What time did your son disappear? The policeman asked. He was a huge man, heavy and balding. He sat at her dining room table, taking notes.
I don’t know, she said. Two, I think.
He looked at her. His small eyes crinkled at the corners. You think?
Two. It was two. She held her hands in front of her on the table across from him. She looked at them.
Where were you at this time?
I was here, with him. He’s only five.
The policeman nodded, and she looked again at her hands. She wasn’t with him. She hadn’t been with him.
We’ll start our search in a five-mile radius, the policeman said. Do you have a photograph for us?
Of course I do. She got up to get one from the kitchen. You’ll find him, right? Promise me you’ll find him.
We’ll do our best, ma’am.
She held the door for the policeman, and then she stepped out after him. She could barely breathe, the fear a boa constrictor around her throat. She walked around the side of the house, past the overgrown hydrangea bush she had not tended to since Lucas had been born, past the vegetable garden she hadn’t weeded or thought about in years. She had wasted so much time feeling sorry for herself. She knew without a doubt that if Lucas were really gone she could not continue to live. He was her baby, her sweet son, her everything.
It was in this moment that she heard something. A scuffle. Something moving along the dirt. Her heart sped up and she moved more quickly to the back of the house and the deck. There was a hole in the lattice that hid the area beneath the deck. It had been there since they bought the house eight years ago, something they had always meant to repair. She peered in and there was Lucas. She breathed out, the sound low and animal-like, a sound she didn’t recognize as her own. Lucas did not look up at her. He was too busy moving his hands along the edges of the deck, where it dropped off and the world vanished beneath it. He sat in this netherworld, and she sat on the outside trying to see him in the darkness.
Lucas, she whispered. Come here. Are you hurt? Come here now.
He came slowly, and once he was out she held him close.

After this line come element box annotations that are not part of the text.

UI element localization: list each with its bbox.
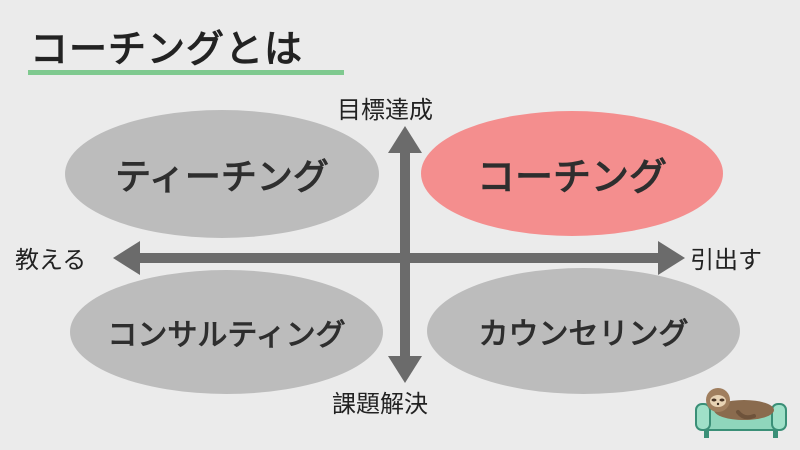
quadrant-coaching-label: コーチング: [476, 155, 667, 199]
arrow-right-icon: [658, 241, 685, 275]
quadrant-counseling-label: カウンセリング: [478, 317, 689, 352]
quadrant-consulting: コンサルティング: [70, 270, 383, 394]
quadrant-consulting-label: コンサルティング: [107, 318, 346, 353]
arrow-up-icon: [388, 126, 422, 153]
axis-label-top: 目標達成: [337, 96, 433, 124]
quadrant-teaching: ティーチング: [65, 110, 379, 238]
axis-label-left: 教える: [15, 246, 87, 274]
quadrant-counseling: カウンセリング: [427, 268, 740, 394]
vertical-axis-line: [400, 140, 410, 370]
arrow-left-icon: [113, 241, 140, 275]
title-underline: [28, 70, 344, 75]
axis-label-bottom: 課題解決: [332, 390, 428, 418]
sloth-on-sofa-icon: [695, 388, 787, 438]
quadrant-coaching: コーチング: [421, 111, 723, 236]
quadrant-teaching-label: ティーチング: [115, 157, 329, 198]
axis-label-right: 引出す: [690, 246, 762, 274]
arrow-down-icon: [388, 356, 422, 383]
page-title: コーチングとは: [30, 27, 304, 71]
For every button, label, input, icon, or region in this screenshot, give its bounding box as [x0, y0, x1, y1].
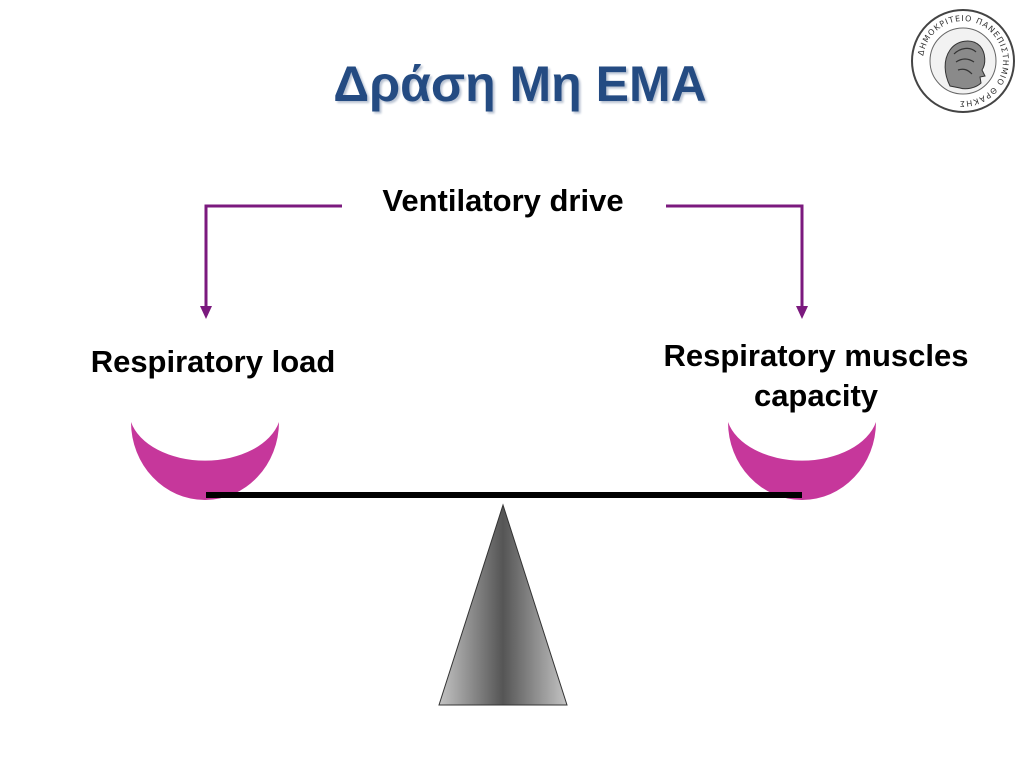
- slide-title: Δράση Μη ΕΜΑ: [333, 56, 707, 112]
- fulcrum: [438, 503, 568, 706]
- balance-beam: [206, 492, 802, 498]
- ventilatory-drive-label: Ventilatory drive: [382, 183, 624, 218]
- capacity-label-line2: capacity: [753, 378, 879, 413]
- university-seal-icon: ΔΗΜΟΚΡΙΤΕΙΟ ΠΑΝΕΠΙΣΤΗΜΙΟ ΘΡΑΚΗΣ: [911, 9, 1015, 113]
- left-scale-pan: [131, 422, 279, 500]
- capacity-label-line1: Respiratory muscles: [663, 338, 969, 373]
- respiratory-load-label: Respiratory load: [90, 344, 336, 379]
- right-arrow-head: [796, 306, 808, 319]
- right-arrow: [666, 204, 804, 308]
- left-arrow-head: [200, 306, 212, 319]
- respiratory-capacity-label: Respiratory muscles capacity: [626, 336, 1006, 416]
- left-arrow: [204, 204, 342, 308]
- right-scale-pan: [728, 422, 876, 500]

Are you hurt? Let me see you.
He smiled. Store, he said, meaning he wanted to go to the store to see the conveyor belts. She hugged him again, everything inside her unraveling. In the house she called the police station and apologized. She knew it was too late to call Tim. She held Lucas on her lap, smelling his warm scent, feeling his solid flesh.
You can’t do that again, she told him. You can’t just disappear.
He said nothing. She couldn’t know what he understood. She couldn’t know anything at all.